Das Projekt Carbon Engineering befindet sich in der Engineering- und Designphase. Wenn es schließlich genehmigt wird, würde der Bau mehrere hundert Millionen Dollar kosten, was das Unternehmen dazu zwingen wird, zusätzliche Mittel aufzubringen, sagt Oldham. Ob Oxy über seine frühere Investition in das Unternehmen hinaus zusätzliches Kapital beisteuern wird, ist derzeit noch offen (siehe Startups, die CO2 aus der Luft saugen wollen, locken plötzlich viel Geld). Carbon Engineering geht davon aus, dass der Bau 2021 beginnen und rund zwei Jahre dauern wird.

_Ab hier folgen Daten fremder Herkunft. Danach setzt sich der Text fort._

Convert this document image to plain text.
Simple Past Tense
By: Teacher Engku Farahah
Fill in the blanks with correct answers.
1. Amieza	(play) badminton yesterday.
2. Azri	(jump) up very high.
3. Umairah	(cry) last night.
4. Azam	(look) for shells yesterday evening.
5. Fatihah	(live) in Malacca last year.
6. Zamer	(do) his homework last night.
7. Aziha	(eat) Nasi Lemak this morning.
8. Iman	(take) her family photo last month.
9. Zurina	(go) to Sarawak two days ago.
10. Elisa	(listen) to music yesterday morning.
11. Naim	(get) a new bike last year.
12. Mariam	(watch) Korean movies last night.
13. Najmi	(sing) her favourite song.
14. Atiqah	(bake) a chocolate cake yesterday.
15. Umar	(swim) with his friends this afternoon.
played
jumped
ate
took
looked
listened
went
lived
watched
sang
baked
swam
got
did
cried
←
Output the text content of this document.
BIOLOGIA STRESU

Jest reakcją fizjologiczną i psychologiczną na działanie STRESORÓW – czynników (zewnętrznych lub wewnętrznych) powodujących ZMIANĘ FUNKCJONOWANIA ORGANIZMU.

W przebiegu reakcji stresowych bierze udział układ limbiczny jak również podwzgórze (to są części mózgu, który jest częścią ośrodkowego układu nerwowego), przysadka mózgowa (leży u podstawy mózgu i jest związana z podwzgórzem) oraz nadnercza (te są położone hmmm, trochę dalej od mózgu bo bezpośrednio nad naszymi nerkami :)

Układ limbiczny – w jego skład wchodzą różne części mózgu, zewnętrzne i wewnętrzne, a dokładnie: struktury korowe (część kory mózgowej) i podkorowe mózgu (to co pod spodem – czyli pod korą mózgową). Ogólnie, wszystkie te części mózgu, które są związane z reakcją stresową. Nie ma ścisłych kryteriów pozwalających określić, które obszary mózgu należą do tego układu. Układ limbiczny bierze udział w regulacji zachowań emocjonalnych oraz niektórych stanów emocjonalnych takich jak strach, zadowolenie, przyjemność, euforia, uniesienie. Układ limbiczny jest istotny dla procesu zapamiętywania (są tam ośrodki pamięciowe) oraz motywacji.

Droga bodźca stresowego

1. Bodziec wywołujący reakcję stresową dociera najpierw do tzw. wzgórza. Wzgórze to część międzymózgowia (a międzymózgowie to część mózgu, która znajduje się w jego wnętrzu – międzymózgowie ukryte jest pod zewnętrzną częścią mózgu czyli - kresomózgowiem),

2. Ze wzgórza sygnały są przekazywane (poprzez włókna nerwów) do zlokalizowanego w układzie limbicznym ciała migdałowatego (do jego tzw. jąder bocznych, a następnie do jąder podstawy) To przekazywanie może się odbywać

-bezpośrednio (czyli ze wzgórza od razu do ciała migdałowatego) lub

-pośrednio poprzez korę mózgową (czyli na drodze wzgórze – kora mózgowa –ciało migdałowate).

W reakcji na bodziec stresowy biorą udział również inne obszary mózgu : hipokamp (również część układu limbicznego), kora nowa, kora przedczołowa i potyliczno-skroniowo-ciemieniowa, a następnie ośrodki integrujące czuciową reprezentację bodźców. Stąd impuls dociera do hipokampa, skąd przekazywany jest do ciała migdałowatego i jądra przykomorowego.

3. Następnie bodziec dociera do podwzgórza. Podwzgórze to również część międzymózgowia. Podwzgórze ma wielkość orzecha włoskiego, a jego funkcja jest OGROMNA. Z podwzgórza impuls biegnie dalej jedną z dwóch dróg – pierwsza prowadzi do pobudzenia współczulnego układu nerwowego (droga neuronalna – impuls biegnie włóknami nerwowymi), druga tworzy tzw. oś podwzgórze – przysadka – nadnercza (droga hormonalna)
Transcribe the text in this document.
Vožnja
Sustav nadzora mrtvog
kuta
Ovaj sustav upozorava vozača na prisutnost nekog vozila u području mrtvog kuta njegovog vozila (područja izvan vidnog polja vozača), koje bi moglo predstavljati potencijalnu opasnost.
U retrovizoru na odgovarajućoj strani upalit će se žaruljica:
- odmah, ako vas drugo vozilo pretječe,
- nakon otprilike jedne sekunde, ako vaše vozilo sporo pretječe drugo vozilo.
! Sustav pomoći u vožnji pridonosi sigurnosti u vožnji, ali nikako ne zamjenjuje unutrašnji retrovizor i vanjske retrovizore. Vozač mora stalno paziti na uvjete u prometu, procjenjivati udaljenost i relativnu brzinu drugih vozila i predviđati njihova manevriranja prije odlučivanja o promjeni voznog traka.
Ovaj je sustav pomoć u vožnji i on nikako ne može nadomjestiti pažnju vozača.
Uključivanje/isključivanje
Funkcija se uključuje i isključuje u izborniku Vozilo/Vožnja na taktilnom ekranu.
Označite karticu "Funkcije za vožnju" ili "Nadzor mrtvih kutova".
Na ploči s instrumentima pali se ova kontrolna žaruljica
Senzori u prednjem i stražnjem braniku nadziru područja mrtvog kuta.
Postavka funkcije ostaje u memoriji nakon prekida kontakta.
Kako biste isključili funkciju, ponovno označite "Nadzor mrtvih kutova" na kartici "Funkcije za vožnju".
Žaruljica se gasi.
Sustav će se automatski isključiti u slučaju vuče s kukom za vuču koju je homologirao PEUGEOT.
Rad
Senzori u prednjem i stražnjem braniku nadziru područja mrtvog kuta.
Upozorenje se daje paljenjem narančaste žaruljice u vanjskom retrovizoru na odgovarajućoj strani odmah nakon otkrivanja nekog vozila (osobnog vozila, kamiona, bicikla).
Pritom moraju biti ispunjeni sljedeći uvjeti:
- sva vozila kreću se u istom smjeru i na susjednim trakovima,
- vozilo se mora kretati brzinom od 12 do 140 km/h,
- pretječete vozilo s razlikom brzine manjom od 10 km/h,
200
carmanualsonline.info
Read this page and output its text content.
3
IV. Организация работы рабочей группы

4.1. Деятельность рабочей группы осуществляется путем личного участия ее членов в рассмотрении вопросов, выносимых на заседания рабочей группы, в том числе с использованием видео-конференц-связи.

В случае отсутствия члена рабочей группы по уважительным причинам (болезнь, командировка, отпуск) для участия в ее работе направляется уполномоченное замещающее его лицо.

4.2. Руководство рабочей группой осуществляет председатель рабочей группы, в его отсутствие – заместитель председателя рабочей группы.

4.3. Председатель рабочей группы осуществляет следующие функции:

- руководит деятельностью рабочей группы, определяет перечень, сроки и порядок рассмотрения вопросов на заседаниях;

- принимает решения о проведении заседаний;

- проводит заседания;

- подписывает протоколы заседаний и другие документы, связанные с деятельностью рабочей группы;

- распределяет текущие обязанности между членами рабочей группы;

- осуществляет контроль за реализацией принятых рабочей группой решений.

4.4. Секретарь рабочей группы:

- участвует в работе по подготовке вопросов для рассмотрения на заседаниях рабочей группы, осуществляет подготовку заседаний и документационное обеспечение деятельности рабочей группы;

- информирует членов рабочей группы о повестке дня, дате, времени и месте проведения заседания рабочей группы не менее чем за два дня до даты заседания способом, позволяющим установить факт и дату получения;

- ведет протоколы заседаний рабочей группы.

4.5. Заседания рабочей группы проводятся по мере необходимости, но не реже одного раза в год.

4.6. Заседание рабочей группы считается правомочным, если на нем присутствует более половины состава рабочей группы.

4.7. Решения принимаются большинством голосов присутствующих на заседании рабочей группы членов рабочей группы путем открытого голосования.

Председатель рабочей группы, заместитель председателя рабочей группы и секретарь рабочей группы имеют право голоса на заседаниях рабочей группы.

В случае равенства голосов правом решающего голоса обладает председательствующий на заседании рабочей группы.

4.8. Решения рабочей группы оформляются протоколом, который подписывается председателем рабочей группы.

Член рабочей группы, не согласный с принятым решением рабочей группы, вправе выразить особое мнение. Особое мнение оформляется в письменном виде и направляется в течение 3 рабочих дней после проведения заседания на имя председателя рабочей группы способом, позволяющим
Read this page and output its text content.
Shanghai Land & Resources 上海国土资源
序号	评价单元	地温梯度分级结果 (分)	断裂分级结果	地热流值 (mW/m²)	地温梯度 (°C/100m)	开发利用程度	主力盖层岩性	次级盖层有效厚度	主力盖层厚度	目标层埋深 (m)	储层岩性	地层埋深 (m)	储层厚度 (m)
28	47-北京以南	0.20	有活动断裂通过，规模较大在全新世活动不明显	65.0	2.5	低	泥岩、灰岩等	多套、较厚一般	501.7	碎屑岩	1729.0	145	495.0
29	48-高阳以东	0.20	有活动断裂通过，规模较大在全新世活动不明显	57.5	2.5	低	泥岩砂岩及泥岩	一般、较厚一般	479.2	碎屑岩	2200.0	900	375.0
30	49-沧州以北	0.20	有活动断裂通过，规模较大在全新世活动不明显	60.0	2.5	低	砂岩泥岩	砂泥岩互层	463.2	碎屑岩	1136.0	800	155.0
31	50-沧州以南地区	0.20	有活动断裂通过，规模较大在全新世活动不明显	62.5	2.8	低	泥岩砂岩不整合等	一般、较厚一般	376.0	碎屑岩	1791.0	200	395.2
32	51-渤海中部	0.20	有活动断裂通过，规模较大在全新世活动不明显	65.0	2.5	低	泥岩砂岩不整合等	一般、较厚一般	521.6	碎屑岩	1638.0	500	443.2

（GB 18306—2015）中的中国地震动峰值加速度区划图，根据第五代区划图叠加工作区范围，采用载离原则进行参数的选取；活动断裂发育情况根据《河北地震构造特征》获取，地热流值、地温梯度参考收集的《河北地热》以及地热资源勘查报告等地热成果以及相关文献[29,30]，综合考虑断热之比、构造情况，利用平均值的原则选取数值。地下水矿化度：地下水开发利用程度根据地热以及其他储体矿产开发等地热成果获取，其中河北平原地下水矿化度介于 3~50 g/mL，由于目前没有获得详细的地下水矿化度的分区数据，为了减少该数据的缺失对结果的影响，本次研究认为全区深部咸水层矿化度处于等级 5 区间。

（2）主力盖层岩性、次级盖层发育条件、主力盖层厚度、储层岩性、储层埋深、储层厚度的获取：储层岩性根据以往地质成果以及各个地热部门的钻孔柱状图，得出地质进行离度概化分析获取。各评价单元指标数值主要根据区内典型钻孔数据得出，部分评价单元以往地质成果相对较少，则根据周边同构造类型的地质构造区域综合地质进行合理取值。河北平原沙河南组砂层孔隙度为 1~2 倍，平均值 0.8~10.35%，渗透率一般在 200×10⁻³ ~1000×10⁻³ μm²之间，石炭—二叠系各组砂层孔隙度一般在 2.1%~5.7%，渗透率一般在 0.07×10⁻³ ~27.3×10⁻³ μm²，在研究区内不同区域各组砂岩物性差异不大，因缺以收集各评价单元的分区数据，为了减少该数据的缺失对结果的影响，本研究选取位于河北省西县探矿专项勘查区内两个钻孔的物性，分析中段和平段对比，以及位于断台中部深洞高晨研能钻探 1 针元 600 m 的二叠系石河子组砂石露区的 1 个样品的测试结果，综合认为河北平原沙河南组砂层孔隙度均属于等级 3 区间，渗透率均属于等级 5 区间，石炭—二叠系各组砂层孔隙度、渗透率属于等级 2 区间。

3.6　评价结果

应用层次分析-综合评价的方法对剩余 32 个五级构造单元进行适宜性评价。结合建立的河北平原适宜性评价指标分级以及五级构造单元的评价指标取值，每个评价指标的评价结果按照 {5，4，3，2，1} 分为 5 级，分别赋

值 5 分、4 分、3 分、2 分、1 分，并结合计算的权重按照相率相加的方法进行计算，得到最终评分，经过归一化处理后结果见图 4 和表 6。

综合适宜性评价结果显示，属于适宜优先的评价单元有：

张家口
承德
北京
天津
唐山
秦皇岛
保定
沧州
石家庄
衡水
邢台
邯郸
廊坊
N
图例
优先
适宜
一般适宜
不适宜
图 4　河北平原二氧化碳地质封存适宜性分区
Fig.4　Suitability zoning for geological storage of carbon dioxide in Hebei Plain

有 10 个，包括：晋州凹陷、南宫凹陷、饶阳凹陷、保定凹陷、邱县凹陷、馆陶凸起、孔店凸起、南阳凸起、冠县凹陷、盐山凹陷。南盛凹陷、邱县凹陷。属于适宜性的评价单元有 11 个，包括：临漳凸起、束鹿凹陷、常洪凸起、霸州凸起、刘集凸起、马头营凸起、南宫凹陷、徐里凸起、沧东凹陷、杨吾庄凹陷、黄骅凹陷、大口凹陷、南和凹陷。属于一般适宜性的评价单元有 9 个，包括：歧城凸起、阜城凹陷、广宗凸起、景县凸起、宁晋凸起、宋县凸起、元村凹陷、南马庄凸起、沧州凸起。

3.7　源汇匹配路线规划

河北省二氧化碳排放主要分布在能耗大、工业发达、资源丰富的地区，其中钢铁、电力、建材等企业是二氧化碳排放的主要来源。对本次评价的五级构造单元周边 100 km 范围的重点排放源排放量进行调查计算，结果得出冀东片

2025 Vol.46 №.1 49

Das Unternehmen hofft, am Standort weitere Anlagen bauen zu können, die in der Lage sind, eine Million Tonnen Kohlendioxid abzuscheiden. Carbon Engineering verfolgt auch andere Geschäftsmodelle für das abgeschiedene Gas, darunter die Herstellung eigener CO2-neutraler synthetischer Kraftstoffe oder die dauerhafte Abscheidung des CO2 im Untergrund im Auftrag von Unternehmen oder Regionen, die nach Möglichkeiten suchen, ihre Emissionen zu kompensieren.
Der Oxy-Deal bietet dem Unternehmen den Business Case, den es braucht, um das Geld für den Bau einer großen Anlage aufzubringen und zu demonstrieren, dass die Technologie in vollem Umfang funktioniert, sagt Oldham.
Dann sind wir bereit, so viele Anlagen zu bauen, wie die Welt will, sagt er.